Shut up and Play the Piano
Pianiste discret, rappeur expansif, producteur touche‑à‑tout, personnage provocateur : c'est à une insaisissable liste de contradictions que s'attaque le documentaire Shut up and Play the Piano consacré au musicien canadien Jason Beck, plus connu sous le pseudonyme Chilly Gonzales, dont la carrière déjà longue de deux décennies semble ne jamais tenir en place, avec le pas de côté et l'inattendu pour unique constante.
Révélé à Berlin à la fin des années 90 aux côtés de sa compatriote Peaches avec une série d'albums de hip‑hop alternatif braillards (en tête The Entertainist), Chilly Gonzales avait surpris son monde en 2004 avec le bien nommé Solo Piano, où son étiquette de MC provocateur laissait place à celle de pianiste silencieux, héritier d'Erik Satie. Un équilibre entre classicisme et irrévérence qu'il poursuivra ensuite aussi bien en solo qu'en invité sur de nombreux disques d'amis (de Daft Punk à Feist en passant par Jarvis Cocker ou Drake), se cachant en permanence derrière un personnage surjoué de musicien mégalomane à la langue bien pendue.

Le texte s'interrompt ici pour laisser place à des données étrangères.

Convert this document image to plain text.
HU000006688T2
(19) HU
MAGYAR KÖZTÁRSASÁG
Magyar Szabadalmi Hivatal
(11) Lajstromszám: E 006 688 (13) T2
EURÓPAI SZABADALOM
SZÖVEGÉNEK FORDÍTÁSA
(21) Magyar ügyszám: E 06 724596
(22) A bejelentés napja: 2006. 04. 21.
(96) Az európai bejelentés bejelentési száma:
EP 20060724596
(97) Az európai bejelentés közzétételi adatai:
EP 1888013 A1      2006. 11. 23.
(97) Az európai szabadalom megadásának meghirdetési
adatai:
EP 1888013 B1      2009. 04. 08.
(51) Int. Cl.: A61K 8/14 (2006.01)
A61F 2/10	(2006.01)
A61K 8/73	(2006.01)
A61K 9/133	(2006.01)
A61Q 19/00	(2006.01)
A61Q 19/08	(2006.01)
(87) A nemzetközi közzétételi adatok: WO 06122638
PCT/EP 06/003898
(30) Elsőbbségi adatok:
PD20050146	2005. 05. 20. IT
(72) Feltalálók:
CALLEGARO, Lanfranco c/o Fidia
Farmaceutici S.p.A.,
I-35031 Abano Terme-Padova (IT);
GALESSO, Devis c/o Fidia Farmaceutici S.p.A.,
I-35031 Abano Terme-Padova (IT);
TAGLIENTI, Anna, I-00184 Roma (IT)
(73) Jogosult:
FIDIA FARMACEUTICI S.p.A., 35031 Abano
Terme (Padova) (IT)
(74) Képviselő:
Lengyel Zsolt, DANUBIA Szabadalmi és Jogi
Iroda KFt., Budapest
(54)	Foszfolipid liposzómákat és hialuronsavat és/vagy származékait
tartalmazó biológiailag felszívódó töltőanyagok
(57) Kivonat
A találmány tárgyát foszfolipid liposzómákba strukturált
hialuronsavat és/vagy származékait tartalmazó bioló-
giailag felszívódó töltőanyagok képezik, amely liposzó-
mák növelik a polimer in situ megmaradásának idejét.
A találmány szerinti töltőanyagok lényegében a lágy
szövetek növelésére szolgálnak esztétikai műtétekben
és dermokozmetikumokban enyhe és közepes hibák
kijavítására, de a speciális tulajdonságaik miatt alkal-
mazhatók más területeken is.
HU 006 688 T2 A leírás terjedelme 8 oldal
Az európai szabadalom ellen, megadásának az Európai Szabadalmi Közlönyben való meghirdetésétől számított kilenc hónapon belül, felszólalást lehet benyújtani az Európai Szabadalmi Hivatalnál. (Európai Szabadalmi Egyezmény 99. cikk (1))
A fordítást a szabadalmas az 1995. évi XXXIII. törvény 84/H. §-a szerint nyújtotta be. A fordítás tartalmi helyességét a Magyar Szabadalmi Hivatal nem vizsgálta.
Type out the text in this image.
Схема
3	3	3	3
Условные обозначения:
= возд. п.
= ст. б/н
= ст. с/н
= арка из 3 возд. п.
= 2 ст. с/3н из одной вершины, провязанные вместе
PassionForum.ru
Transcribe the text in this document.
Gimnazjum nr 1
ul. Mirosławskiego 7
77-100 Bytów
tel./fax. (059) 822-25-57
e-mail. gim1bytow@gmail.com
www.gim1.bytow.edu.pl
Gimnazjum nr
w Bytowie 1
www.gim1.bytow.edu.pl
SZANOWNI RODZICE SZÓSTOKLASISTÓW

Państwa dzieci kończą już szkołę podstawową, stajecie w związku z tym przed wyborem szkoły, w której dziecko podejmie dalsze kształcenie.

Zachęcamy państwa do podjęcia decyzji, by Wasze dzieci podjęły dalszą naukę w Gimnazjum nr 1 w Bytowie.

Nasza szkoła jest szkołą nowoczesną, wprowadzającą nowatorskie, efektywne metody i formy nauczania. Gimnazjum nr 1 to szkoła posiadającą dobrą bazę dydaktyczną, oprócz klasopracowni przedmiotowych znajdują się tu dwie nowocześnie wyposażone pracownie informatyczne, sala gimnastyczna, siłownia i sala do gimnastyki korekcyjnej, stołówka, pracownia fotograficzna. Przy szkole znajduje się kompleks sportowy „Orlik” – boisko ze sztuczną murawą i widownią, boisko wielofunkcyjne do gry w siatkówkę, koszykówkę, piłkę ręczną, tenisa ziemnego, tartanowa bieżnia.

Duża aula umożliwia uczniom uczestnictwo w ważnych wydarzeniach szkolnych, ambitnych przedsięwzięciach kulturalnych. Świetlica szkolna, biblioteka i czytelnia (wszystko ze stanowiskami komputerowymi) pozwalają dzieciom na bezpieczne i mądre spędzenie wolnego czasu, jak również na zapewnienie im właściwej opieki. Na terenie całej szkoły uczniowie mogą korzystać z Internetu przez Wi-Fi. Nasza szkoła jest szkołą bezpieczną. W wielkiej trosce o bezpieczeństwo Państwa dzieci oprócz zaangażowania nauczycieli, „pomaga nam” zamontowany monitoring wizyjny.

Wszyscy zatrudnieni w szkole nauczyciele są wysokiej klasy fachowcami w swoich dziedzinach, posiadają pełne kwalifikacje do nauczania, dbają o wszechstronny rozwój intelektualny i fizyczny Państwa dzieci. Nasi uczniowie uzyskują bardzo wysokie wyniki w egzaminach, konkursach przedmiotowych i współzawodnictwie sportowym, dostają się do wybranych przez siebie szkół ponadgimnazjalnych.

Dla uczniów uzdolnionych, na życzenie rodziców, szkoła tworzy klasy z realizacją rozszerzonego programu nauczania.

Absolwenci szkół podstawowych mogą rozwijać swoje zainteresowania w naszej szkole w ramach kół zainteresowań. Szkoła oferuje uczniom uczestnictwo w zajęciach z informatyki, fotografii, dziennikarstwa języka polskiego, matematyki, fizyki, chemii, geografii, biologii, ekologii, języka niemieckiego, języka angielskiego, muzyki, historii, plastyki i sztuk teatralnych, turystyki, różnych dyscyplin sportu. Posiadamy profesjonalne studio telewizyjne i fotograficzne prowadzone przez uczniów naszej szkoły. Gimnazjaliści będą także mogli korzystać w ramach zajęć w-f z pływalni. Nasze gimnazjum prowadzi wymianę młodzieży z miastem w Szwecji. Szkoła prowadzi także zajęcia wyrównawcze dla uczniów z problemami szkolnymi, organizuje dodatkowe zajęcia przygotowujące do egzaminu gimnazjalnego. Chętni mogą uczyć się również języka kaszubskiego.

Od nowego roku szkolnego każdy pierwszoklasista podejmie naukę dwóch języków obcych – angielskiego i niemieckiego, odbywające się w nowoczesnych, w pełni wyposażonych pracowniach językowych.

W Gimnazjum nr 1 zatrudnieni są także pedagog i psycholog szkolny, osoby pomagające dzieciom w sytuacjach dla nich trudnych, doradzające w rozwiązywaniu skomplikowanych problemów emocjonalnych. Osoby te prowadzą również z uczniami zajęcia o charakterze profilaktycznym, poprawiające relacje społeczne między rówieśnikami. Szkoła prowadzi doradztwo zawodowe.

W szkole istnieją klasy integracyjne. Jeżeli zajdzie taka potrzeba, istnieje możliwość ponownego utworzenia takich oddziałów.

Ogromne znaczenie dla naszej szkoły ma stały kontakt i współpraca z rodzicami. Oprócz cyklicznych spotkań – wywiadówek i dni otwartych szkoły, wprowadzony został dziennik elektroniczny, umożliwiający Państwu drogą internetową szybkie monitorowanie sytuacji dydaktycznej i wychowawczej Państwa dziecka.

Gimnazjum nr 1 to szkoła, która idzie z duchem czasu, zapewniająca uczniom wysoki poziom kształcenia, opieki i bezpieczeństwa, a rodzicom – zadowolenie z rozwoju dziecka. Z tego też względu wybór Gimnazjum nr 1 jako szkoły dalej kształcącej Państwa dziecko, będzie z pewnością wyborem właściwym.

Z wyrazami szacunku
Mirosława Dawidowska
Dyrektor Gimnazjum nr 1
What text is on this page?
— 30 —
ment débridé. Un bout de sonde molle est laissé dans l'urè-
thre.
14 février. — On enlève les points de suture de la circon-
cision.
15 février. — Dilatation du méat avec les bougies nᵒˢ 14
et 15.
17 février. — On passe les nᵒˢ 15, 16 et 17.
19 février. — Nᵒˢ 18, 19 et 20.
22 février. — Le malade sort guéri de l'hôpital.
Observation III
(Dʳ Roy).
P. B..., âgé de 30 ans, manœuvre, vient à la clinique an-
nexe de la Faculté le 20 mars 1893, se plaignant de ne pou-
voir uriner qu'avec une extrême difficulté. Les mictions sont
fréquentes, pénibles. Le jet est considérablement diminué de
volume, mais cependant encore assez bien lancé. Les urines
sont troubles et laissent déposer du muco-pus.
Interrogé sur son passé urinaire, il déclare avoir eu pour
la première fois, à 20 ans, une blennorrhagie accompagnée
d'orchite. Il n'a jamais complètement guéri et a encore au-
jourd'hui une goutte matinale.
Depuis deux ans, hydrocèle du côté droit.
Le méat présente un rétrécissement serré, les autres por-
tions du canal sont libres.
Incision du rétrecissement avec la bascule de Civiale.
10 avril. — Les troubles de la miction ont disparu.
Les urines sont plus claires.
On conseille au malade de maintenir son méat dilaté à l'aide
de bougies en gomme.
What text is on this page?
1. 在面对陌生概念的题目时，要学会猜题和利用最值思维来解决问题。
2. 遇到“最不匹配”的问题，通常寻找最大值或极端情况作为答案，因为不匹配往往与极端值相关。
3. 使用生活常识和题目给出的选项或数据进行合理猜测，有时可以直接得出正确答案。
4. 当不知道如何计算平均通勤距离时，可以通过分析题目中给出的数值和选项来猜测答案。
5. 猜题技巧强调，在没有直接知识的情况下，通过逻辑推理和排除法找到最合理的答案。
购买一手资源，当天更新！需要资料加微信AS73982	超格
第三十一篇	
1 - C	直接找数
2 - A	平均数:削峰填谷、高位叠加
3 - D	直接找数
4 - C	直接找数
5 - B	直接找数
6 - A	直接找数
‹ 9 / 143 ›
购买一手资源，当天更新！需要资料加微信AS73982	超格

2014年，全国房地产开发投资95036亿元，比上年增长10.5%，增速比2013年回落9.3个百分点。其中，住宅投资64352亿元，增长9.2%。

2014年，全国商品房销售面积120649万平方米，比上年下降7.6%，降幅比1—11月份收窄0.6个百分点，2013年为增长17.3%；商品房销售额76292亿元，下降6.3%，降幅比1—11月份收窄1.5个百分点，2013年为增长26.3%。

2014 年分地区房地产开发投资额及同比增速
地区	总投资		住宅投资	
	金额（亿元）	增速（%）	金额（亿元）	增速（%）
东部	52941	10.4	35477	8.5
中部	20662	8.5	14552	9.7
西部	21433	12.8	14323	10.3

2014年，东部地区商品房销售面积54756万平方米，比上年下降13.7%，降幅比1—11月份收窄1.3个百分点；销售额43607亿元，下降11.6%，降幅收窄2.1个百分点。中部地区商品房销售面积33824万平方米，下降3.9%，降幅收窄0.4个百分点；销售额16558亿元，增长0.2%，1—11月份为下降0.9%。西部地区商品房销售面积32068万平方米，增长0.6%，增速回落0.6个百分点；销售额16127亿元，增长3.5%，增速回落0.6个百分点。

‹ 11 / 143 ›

Mais face à cette œuvre foisonnante et hétérogène ne demandant qu'à être décryptée, le documentaire du journaliste Philipp Jedicke s'égare pourtant très rapidement dans une série de choix étranges et de tristes maladresses. Sous prétexte de chercher à tout prix à être au diapason de son sujet, Shut up and Play the Piano (on remarquera au passage la référence au Shut up and Play the Hits de LCD Sound System) tente ainsi de surprendre à tout bout de champ, proposant par exemple d'embarrassantes séquences de reconstitutions façon docu‑fiction de la jeunesse de l'artiste ou de son travail en studio. De tous les plans, Chilly Gonzales semble lui‑même avoir beaucoup trop droit à la parole sans pour autant que ses propos n'apportent grand‑chose, préférant trop souvent le bavardage nombriliste (voir sa diatribe contre les journalistes musicaux suivie d'une surréaliste séquence où il cherche à recruter un imitateur parmi ses fans pour aller faire les interviews à sa place). Et même si les intervenants extérieurs, souvent plus intéressants, peuvent offrir de beaux éclairages (Feist par exemple, sur le côté très jaloux et autoritaire qui effleure déjà naturellement du personnage), d'autres se contentent de nous confirmer que, si si, Chilly Gonzales est un vrai génie.
Mais le drame de Shut up and Play the Piano, c'est qu'il ne révèle rien de cela. Pire, il ne fait qu'exacerber le flou. Là où tant de documentaires musicaux donnent ne serait‑ce qu'une brève pulsion d'aller à la rencontre d'une œuvre ou d'une force créatrice, celui‑ci semble incapable de mettre en lumière le talent de son sujet, laissant la curieuse impression d'être face à une pure imposture. De l'homme ou du musicien, on ne saura finalement rien de plus le long de cette heure et demie qui semble trop souvent estimer que nous faire entendre dans leur jus des paroles de morceaux suffit à déchiffrer l'artiste qui se cache derrière.
Confiné ainsi dans l'observation lointaine, le patchwork d'archives qui baladent le néophyte sans repères et le récit chronologique présenté sans véritable commentaire, le documentaire ne semble jamais réussir à percer l'épaisse carapace de Jason Beck, ne nous offrant une fois de plus que Chilly Gonzales dans toute son artificialité, ressassant des provocations qui semblent bien puériles au bout du compte (certaines vidéos de la période berlinoise sont absolument pathétiques à ce titre) et n'expliquant jamais le cœur de son art. Pour les fans, il y aura sans doute du plaisir à vagabonder en terrain connu. Mais pour les autres, difficile de trouver grand‑chose à garder de ce portrait paresseux, complaisant et froid qui ne porte que trop bien son nom.